Two in-the-know Twitter pals spread the word that someone cut an SDN cable near Lake Madison. The DSU website, webmail, and cloud apps are thus inaccessible. (If my advisor is listening, I’m not ignoring your e-mails, really!)

This outage does highlight the importance of a backup channel for communications. DSU has an emergency communications system for the folks who really need to know and coordinate outage response. Our curriculum management system, Desire2Learn, is hosted elsewhere, so profs can use that to alert students that they can’t get at the library and other other campus resources and perhaps share materials through the D2L Content pages in the interim. And we can always text each other.
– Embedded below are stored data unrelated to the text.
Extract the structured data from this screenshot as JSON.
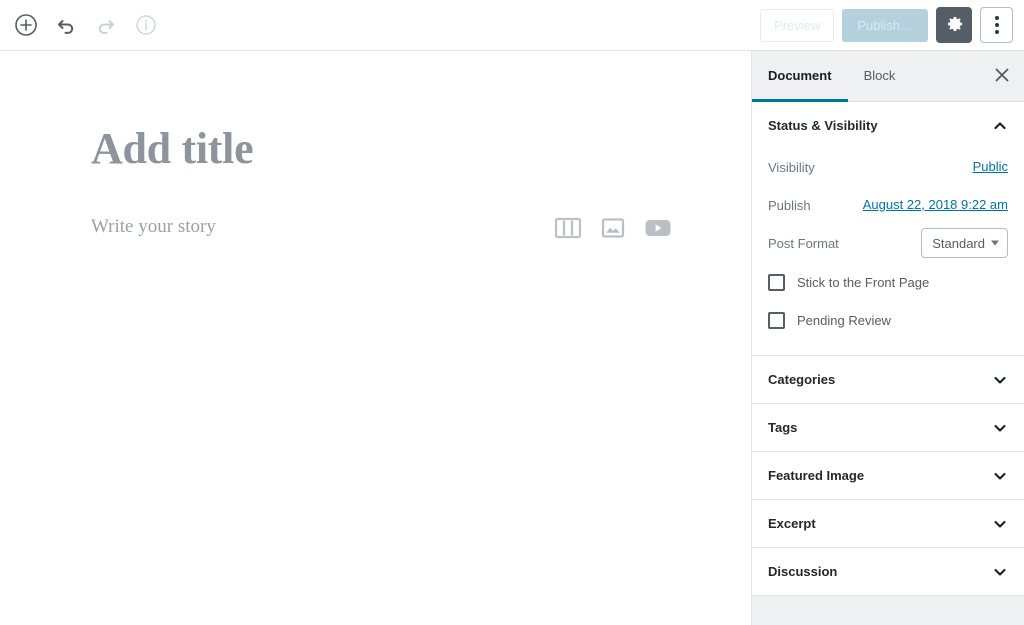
{
  "header": {
    "left_tools": [
      {
        "name": "add-block-icon",
        "label": "Add block"
      },
      {
        "name": "undo-icon",
        "label": "Undo"
      },
      {
        "name": "redo-icon",
        "label": "Redo"
      },
      {
        "name": "info-icon",
        "label": "Content structure"
      }
    ],
    "preview_label": "Preview",
    "publish_label": "Publish…",
    "settings_icon": "gear-icon",
    "more_icon": "kebab-menu-icon"
  },
  "editor": {
    "title_placeholder": "Add title",
    "body_placeholder": "Write your story",
    "block_icons": [
      {
        "name": "columns-icon",
        "label": "Columns"
      },
      {
        "name": "image-icon",
        "label": "Image"
      },
      {
        "name": "youtube-icon",
        "label": "YouTube"
      }
    ]
  },
  "sidebar": {
    "tabs": [
      {
        "label": "Document",
        "active": true
      },
      {
        "label": "Block",
        "active": false
      }
    ],
    "close_icon": "close-icon",
    "status_panel": {
      "title": "Status & Visibility",
      "expanded": true,
      "visibility_label": "Visibility",
      "visibility_value": "Public",
      "publish_label": "Publish",
      "publish_value": "August 22, 2018 9:22 am",
      "post_format_label": "Post Format",
      "post_format_value": "Standard",
      "sticky_label": "Stick to the Front Page",
      "sticky_checked": false,
      "pending_label": "Pending Review",
      "pending_checked": false
    },
    "panels": [
      {
        "title": "Categories",
        "expanded": false
      },
      {
        "title": "Tags",
        "expanded": false
      },
      {
        "title": "Featured Image",
        "expanded": false
      },
      {
        "title": "Excerpt",
        "expanded": false
      },
      {
        "title": "Discussion",
        "expanded": false
      }
    ]
  },
  "colors": {
    "accent_blue": "#0073aa",
    "tab_underline": "#00739c",
    "publish_bg": "#b5d1de",
    "gear_bg": "#555d66",
    "sidebar_bg": "#eef0f1",
    "border": "#e2e4e7",
    "placeholder_text": "#8d949b"
  }
}
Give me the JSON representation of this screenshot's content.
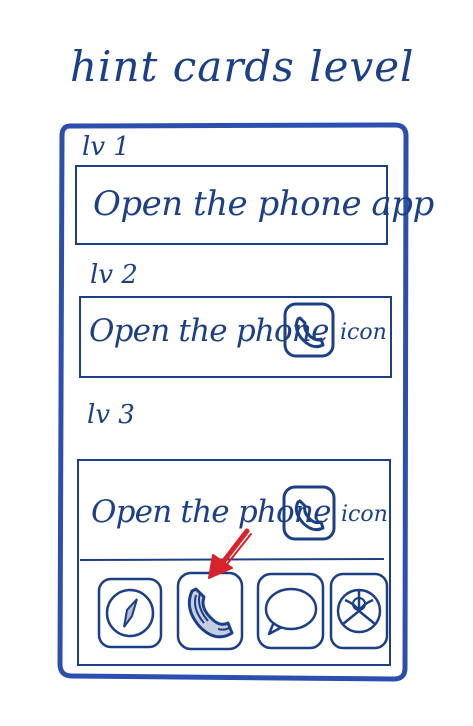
{
  "title": "hint cards level",
  "levels": [
    {
      "label": "lv 1",
      "text": "Open the phone app"
    },
    {
      "label": "lv 2",
      "text": "Open the phone",
      "suffix": "icon",
      "icon": "phone-icon"
    },
    {
      "label": "lv 3",
      "text": "Open the phone",
      "suffix": "icon",
      "icon": "phone-icon"
    }
  ],
  "dock_icons": [
    "compass-icon",
    "phone-icon",
    "chat-bubble-icon",
    "photos-icon"
  ],
  "highlighted_icon": "phone-icon",
  "colors": {
    "ink": "#1c3f86",
    "arrow": "#d8232a",
    "background": "#ffffff"
  }
}
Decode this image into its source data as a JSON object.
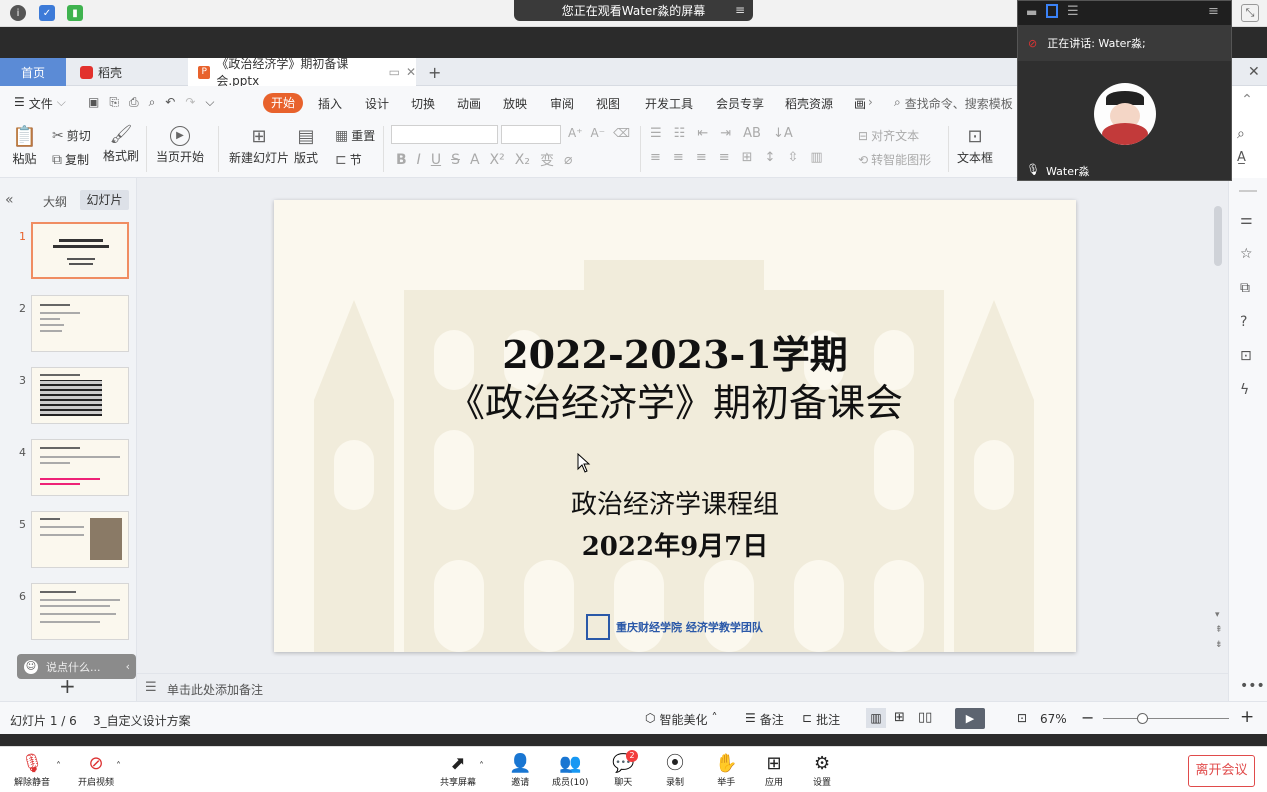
{
  "share_banner": {
    "text": "您正在观看Water淼的屏幕",
    "menu_icon": "≡"
  },
  "video": {
    "speaking_label": "正在讲话: Water淼;",
    "participant_name": "Water淼"
  },
  "wps_tabs": {
    "home": "首页",
    "docer": "稻壳",
    "file_tab": "《政治经济学》期初备课会.pptx",
    "add": "+"
  },
  "menu": {
    "file": "文件",
    "items": [
      "开始",
      "插入",
      "设计",
      "切换",
      "动画",
      "放映",
      "审阅",
      "视图",
      "开发工具",
      "会员专享",
      "稻壳资源",
      "画"
    ],
    "search": "查找命令、搜索模板"
  },
  "ribbon": {
    "paste": "粘贴",
    "cut": "剪切",
    "copy": "复制",
    "format_painter": "格式刷",
    "from_current": "当页开始",
    "new_slide": "新建幻灯片",
    "layout": "版式",
    "section": "节",
    "reset": "重置",
    "align_text": "对齐文本",
    "smart_shape": "转智能图形",
    "textbox": "文本框"
  },
  "left_panel": {
    "outline_tab": "大纲",
    "slides_tab": "幻灯片",
    "slide_numbers": [
      "1",
      "2",
      "3",
      "4",
      "5",
      "6"
    ],
    "chat_placeholder": "说点什么...",
    "add": "+"
  },
  "slide": {
    "title_line1": "2022-2023-1学期",
    "title_line2": "《政治经济学》期初备课会",
    "subtitle": "政治经济学课程组",
    "date": "2022年9月7日",
    "logo_text": "重庆财经学院 经济学教学团队"
  },
  "notes": {
    "placeholder": "单击此处添加备注"
  },
  "status": {
    "slide_count": "幻灯片 1 / 6",
    "theme": "3_自定义设计方案",
    "smart_beautify": "智能美化",
    "notes": "备注",
    "comments": "批注",
    "zoom": "67%"
  },
  "meeting": {
    "unmute": "解除静音",
    "start_video": "开启视频",
    "share_screen": "共享屏幕",
    "invite": "邀请",
    "members": "成员(10)",
    "chat": "聊天",
    "chat_badge": "2",
    "record": "录制",
    "raise_hand": "举手",
    "apps": "应用",
    "settings": "设置",
    "leave": "离开会议"
  },
  "colors": {
    "accent_orange": "#e8622c",
    "wps_blue": "#5b8bd6",
    "leave_red": "#e04b4b",
    "badge_red": "#f23c3c"
  }
}
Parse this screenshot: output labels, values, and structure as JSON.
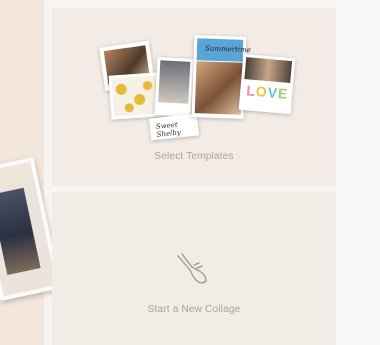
{
  "templates_panel": {
    "label": "Select Templates",
    "cards": {
      "script_text": "Sweet Shelby",
      "banner_text": "Summertime",
      "love_text": "LOVE"
    }
  },
  "collage_panel": {
    "label": "Start a New Collage",
    "icon": "hand-pointer-icon"
  },
  "colors": {
    "panel_bg": "#f3ece6",
    "label_text": "#a8a29c",
    "banner": "#5aa5d8",
    "love_l": "#f08aa8",
    "love_o": "#f2c230",
    "love_v": "#6cc0e6",
    "love_e": "#9bd36a"
  }
}
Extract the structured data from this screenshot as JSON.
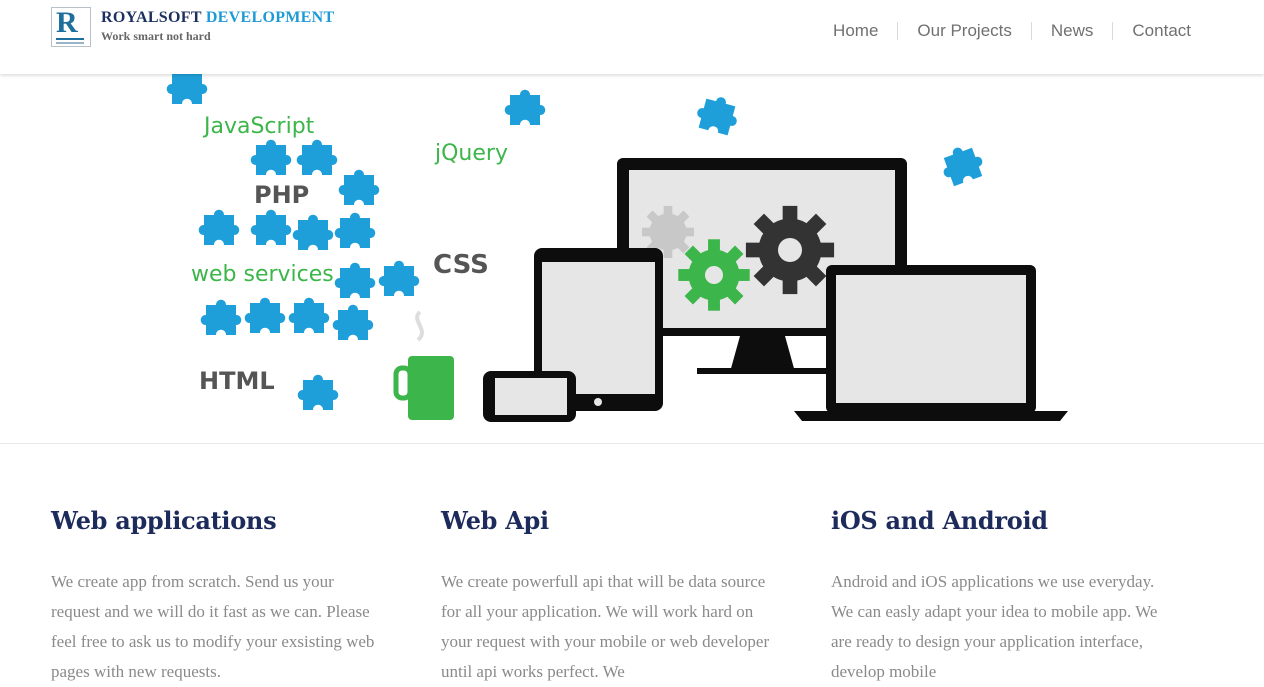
{
  "header": {
    "brand_part1": "ROYALSOFT",
    "brand_part2": "DEVELOPMENT",
    "tagline": "Work smart not hard",
    "logo_letter": "R",
    "nav": [
      "Home",
      "Our Projects",
      "News",
      "Contact"
    ]
  },
  "hero": {
    "tech_labels": [
      "JavaScript",
      "jQuery",
      "PHP",
      "CSS",
      "web services",
      "HTML"
    ],
    "colors": {
      "puzzle": "#1f9fd9",
      "green": "#3cb54a",
      "device": "#0d0d0d",
      "screen": "#e6e6e6"
    }
  },
  "features": [
    {
      "title": "Web applications",
      "text": "We create app from scratch. Send us your request and we will do it fast as we can. Please feel free to ask us to modify your exsisting web pages with new requests."
    },
    {
      "title": "Web Api",
      "text": "We create powerfull api that will be data source for all your application. We will work hard on your request with your mobile or web developer until api works perfect. We"
    },
    {
      "title": "iOS and Android",
      "text": "Android and iOS applications we use everyday. We can easly adapt your idea to mobile app. We are ready to design your application interface, develop mobile"
    }
  ]
}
As for cloud computing, we’ll have some inevitable hiccups like this using remote apps. But are they any more frequent or inconvenient than the work stoppages caused by spilling Pepsi on your laptop or having your home system go ape from that one nefarious virus that sneaks through in that e-mail from Grandma?

A cut cable is just the new blizzard, the new snow day, the new canceled flight that keeps us from getting our work done when we thought we would.